Want to build up muscle but not seeing any results? Give this back exercise a try!
If you’re still wondering why you’re not building and toning, chances are you spend time in the gym doing too many crunches and bicep curls. If you want serious total body mass, you’ve got to incorporate the large muscle groups in the body. Squats and deadlifts take the game in building lower body mass and aiding in upper body building, while pull-ups complete the trifecta of exercise you should be doing.
Today I’m going to focus on three pull-up variations you should progress through in your workouts. As you work to target your latissimus dorsi, you’re working ten other smaller muscle groups, including the triceps. Talk about multitasking!
As you’re gaining strength, assisted pull-ups are a great way to approach this exercise. What you’ll need to get started is an assisted pull-up machine or pull-up bar with a heavy resistance band.
Grasp a pull-up bar or handles on the widest grips—overhand.
On an assisted machine, place your feet or your knees on the support pad and lower it down until your knees, hips, and shoulders are in a straight line. This is your starting position. (If you’re using a hanging resistance band you’ll place one foot or knee into the band to help support your weight.)
Pull your body up until your neck reaches the height of your hands and squeeze to engage the back with a pause at the top.
Lower your body down until you reach the starting position.
Bodyweight pull-ups are the king of all exercises. In addition to building strength and muscle, it is a big feat to be able to do multiple successful reps of pull-ups. Be proud that you’re at this point!
Grasp a pull-up bar on the widest grips—overhand.
Let your legs hang below you without touching the ground. You can cross your ankles and keep your knees slightly bent.
With your body hanging and your arms fully extended, engage your core and your back to pull your body up until your neck reaches the height of your hands. Squeeze and engage at the top before slowly lowering your body back down to a full hanging position.

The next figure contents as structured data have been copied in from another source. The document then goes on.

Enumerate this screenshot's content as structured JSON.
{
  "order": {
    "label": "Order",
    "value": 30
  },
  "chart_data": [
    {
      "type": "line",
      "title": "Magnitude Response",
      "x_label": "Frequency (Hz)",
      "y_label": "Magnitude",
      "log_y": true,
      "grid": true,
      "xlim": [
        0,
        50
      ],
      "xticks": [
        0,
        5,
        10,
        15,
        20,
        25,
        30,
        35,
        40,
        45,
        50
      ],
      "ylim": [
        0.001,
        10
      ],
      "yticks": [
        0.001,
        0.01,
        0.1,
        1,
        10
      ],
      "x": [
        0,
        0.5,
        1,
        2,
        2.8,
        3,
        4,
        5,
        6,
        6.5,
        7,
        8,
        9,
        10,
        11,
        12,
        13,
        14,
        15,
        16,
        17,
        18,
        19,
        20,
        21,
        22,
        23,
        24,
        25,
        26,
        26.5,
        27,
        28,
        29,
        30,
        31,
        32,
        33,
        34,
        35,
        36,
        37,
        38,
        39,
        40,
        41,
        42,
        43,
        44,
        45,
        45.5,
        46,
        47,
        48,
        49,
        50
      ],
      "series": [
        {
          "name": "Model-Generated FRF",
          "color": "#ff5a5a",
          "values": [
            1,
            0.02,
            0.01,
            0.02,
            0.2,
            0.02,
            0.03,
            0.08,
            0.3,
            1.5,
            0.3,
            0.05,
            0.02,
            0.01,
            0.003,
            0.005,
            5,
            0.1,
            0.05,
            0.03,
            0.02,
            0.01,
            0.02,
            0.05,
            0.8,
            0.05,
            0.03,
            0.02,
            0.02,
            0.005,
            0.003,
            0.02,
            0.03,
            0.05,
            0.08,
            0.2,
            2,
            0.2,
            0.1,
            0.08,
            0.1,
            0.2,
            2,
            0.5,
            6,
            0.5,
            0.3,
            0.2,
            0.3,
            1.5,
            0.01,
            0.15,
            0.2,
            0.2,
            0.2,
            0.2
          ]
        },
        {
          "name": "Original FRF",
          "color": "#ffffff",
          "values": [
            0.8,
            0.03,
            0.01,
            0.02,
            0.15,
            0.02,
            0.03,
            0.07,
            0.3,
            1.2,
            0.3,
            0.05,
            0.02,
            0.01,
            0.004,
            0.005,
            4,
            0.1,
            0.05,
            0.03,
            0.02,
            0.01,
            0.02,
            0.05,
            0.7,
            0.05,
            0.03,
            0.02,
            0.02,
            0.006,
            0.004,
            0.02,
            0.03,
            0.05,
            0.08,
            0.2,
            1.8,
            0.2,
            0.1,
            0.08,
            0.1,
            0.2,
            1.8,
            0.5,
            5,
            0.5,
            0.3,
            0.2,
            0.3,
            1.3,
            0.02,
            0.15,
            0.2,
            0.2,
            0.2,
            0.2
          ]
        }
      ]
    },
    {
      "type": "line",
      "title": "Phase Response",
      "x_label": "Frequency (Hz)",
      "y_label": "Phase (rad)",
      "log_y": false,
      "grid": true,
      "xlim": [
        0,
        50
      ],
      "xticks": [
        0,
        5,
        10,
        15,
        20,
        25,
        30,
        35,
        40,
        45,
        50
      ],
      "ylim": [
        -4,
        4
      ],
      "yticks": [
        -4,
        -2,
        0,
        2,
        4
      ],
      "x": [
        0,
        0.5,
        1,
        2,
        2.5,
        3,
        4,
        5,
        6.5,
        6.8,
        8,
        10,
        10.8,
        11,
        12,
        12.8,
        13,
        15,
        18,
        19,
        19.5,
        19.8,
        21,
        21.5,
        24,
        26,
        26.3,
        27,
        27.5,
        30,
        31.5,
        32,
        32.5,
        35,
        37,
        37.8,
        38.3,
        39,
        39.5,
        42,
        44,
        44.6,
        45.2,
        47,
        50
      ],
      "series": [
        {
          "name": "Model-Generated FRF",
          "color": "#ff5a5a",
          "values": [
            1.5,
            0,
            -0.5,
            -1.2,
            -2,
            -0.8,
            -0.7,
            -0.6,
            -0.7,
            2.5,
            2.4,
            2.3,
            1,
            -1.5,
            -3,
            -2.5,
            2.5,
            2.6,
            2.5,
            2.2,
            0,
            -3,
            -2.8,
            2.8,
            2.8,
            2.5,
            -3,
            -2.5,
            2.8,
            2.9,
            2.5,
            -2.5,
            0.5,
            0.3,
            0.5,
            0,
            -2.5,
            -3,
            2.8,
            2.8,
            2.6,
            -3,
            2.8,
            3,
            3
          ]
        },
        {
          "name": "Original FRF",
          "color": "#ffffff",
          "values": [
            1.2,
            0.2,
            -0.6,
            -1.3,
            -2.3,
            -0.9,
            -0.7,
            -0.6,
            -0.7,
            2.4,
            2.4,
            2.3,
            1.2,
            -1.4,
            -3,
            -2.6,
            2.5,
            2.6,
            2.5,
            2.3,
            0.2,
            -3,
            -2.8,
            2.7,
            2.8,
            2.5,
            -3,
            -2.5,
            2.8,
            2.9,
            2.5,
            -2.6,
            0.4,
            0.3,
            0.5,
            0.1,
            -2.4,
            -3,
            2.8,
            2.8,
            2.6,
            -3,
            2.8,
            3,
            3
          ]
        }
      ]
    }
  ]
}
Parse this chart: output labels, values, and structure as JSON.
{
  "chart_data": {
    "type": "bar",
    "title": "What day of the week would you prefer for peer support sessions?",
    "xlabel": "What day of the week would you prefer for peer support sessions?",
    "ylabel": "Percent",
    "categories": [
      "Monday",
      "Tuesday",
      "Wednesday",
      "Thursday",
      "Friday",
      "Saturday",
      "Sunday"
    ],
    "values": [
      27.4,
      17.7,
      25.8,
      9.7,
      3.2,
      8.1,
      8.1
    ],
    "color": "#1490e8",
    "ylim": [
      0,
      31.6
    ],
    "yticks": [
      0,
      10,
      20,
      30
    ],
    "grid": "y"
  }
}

Take an already awesome exercise to another level with this over-the-top variation to pull-ups. Weighted pull-ups simply mean you’re adding to the weight of your own body. You will want to start light (5–10 lbs) and work your way up as you build strength. You can use a waist belt to hold the weight or, if you’re using lighter weight to start, you can hold a dumbbell between your feet or knees.
Begin the same way you would with bodyweight pull-ups.
Leg the weight hang off of your waist and complete as many full pull-ups as you can.
Drop the weight and continue to pull up until you reach failure.